Selasa, 21 Juli 2015

Bonsai

Bonsai menurut wikipedia adalah tanaman atau pohon yang dikerdilkan di dalam pot dangkal dengan tujuan membuat miniatur dari bentuk asli pohon besar yang sudah tua di alam bebas.

we know that.

Bonsai, sebuah kata yang tak asing lagi, kita tahu apa itu bonsai, meski tak selalu kita jumpai. Mungkin hanya di daerah saya saja sih. Bahkan, di era saya remaja, bonsai jadi sebuah ledekan hangat bagi seorang kawan yang tentu saja berbadan mungil, alias semampai; semeter tidak sampai.
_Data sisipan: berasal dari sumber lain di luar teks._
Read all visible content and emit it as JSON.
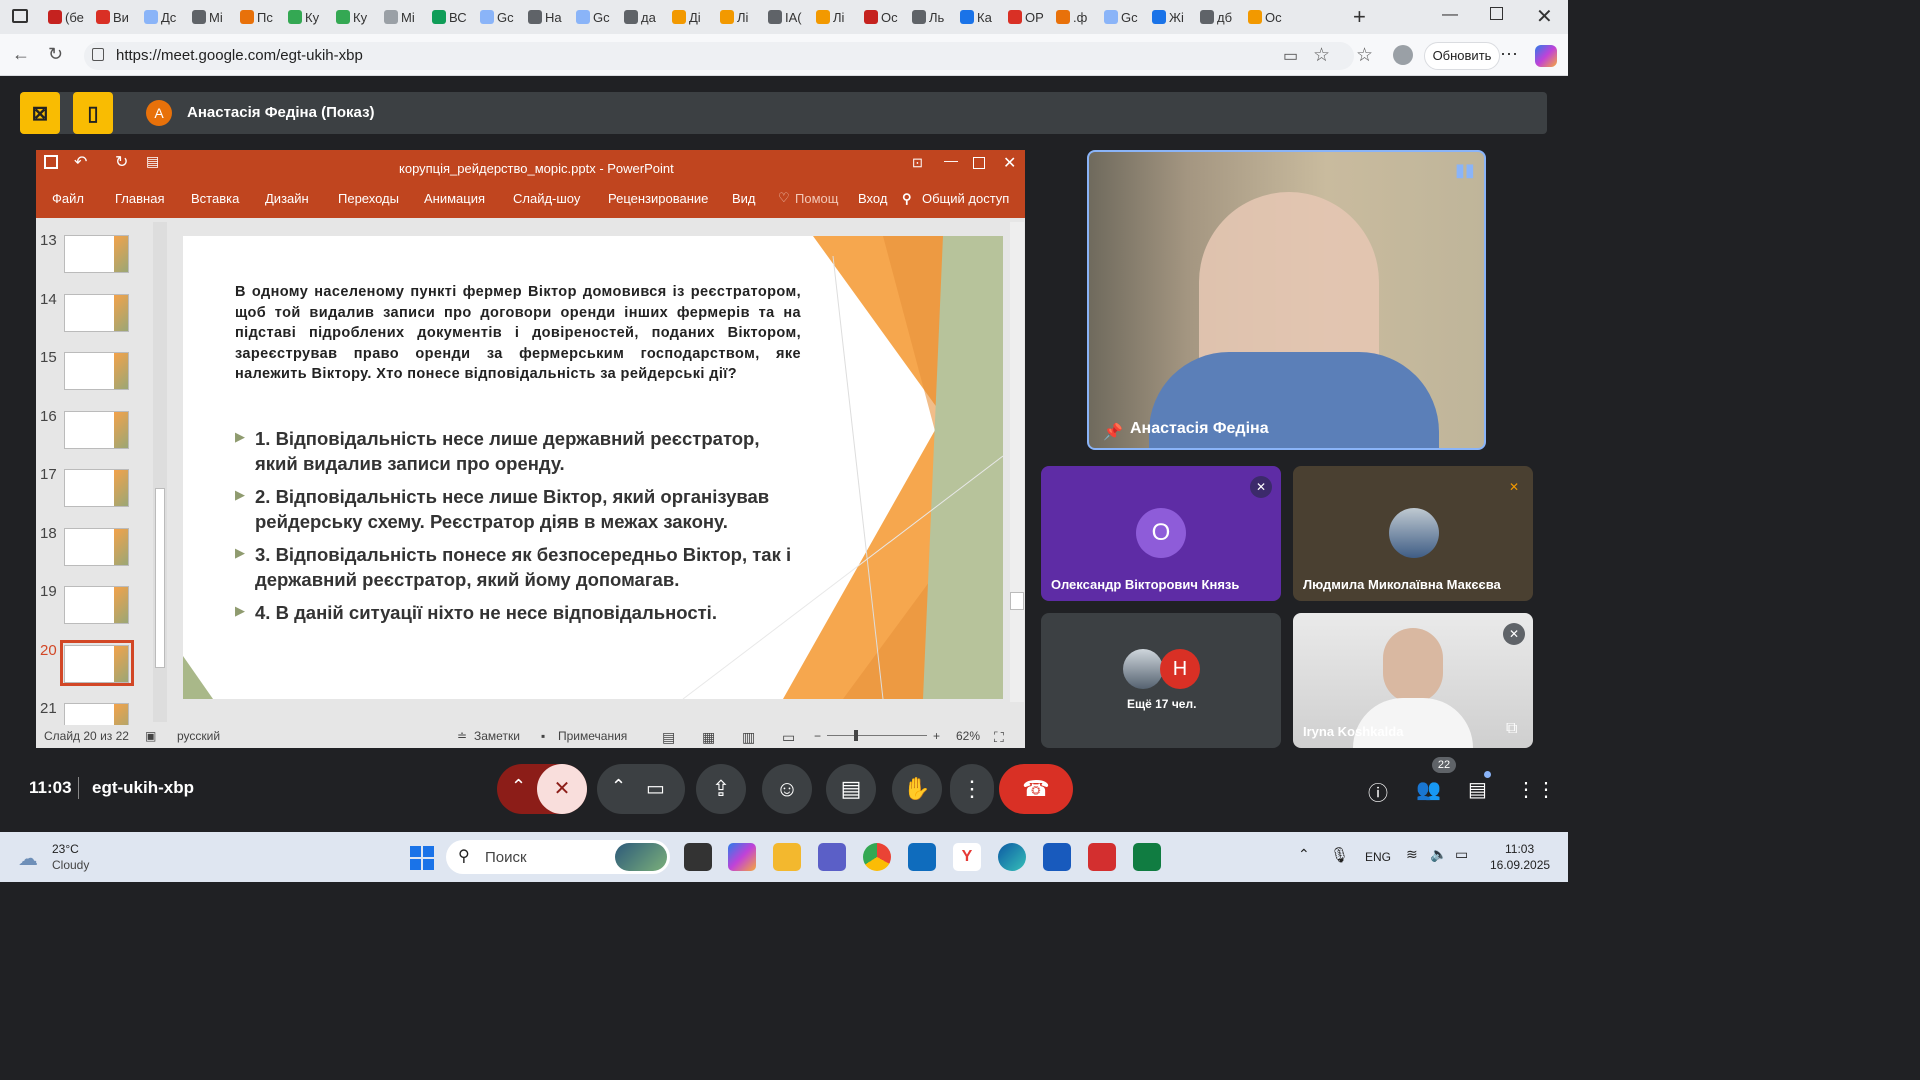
{
  "browser": {
    "tab_labels": [
      "(бе",
      "Ви",
      "Дс",
      "Мі",
      "Пс",
      "Ку",
      "Ку",
      "Мі",
      "ВС",
      "Gc",
      "На",
      "Gc",
      "да",
      "Ді",
      "Лі",
      "ІА(",
      "Лі",
      "Ос",
      "Ль",
      "Ка",
      "ОР",
      ".ф",
      "Gc",
      "Жі",
      "дб",
      "Ос"
    ],
    "url": "https://meet.google.com/egt-ukih-xbp",
    "update_label": "Обновить"
  },
  "meet": {
    "presenter_initial": "A",
    "presenter_title": "Анастасія Федіна (Показ)",
    "time": "11:03",
    "meeting_code": "egt-ukih-xbp",
    "participant_count": "22",
    "tiles": {
      "main": {
        "name": "Анастасія Федіна"
      },
      "t1": {
        "initial": "O",
        "name": "Олександр Вікторович Князь"
      },
      "t2": {
        "name": "Людмила Миколаївна Макєєва"
      },
      "t3": {
        "initial": "H",
        "label": "Ещё 17 чел."
      },
      "t4": {
        "name": "Iryna Koshkalda"
      }
    }
  },
  "ppt": {
    "title": "корупція_рейдерство_моріс.pptx - PowerPoint",
    "tabs": [
      "Файл",
      "Главная",
      "Вставка",
      "Дизайн",
      "Переходы",
      "Анимация",
      "Слайд-шоу",
      "Рецензирование",
      "Вид"
    ],
    "help": "Помощ",
    "login": "Вход",
    "share": "Общий доступ",
    "slide_numbers": [
      "13",
      "14",
      "15",
      "16",
      "17",
      "18",
      "19",
      "20",
      "21"
    ],
    "status": {
      "slide_info": "Слайд 20 из 22",
      "language": "русский",
      "notes": "Заметки",
      "comments": "Примечания",
      "zoom": "62%"
    },
    "slide": {
      "question": "В одному населеному пункті фермер Віктор домовився із реєстратором, щоб той видалив записи про договори оренди інших фермерів та на підставі підроблених документів і довіреностей, поданих Віктором, зареєстрував право оренди за фермерським господарством, яке належить Віктору. Хто понесе відповідальність за рейдерські дії?",
      "options": [
        "1. Відповідальність несе лише державний реєстратор, який видалив записи про оренду.",
        "2. Відповідальність несе лише Віктор, який організував рейдерську схему. Реєстратор діяв в межах закону.",
        "3. Відповідальність понесе як безпосередньо Віктор, так і державний реєстратор, який йому допомагав.",
        "4. В даній ситуації ніхто не несе відповідальності."
      ]
    }
  },
  "taskbar": {
    "temp": "23°C",
    "weather": "Cloudy",
    "search": "Поиск",
    "lang": "ENG",
    "time": "11:03",
    "date": "16.09.2025"
  }
}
Secara ringkas, tanaman yang dibonsai harus dipotong dahannya secara rutin sesuai dengan rencana agar tumbuh sesuai dengan rencana. Tentu saja, dahan yang dipotong adalah semua dahan yang tidak diinginkan, dahan yang tumbuh tidak sesuai harapan. Meski dahan itu terlihat bagus, kuat dan sehat. bila tak sesuai dengan bentuk ideal, maka dia harus dipotong. Sebaliknya, meski dahan yang tumbuh ringkih, dahan tersebut akan dirawat; bisa jadi dibiarkan tumbuh, atau dipotong terlebih dahulu agar tumbuh tunas pengganti yang lebih kuat.

Saya tak sedang membahas teknis membuat bonsai, saya bukan ahli bonsai.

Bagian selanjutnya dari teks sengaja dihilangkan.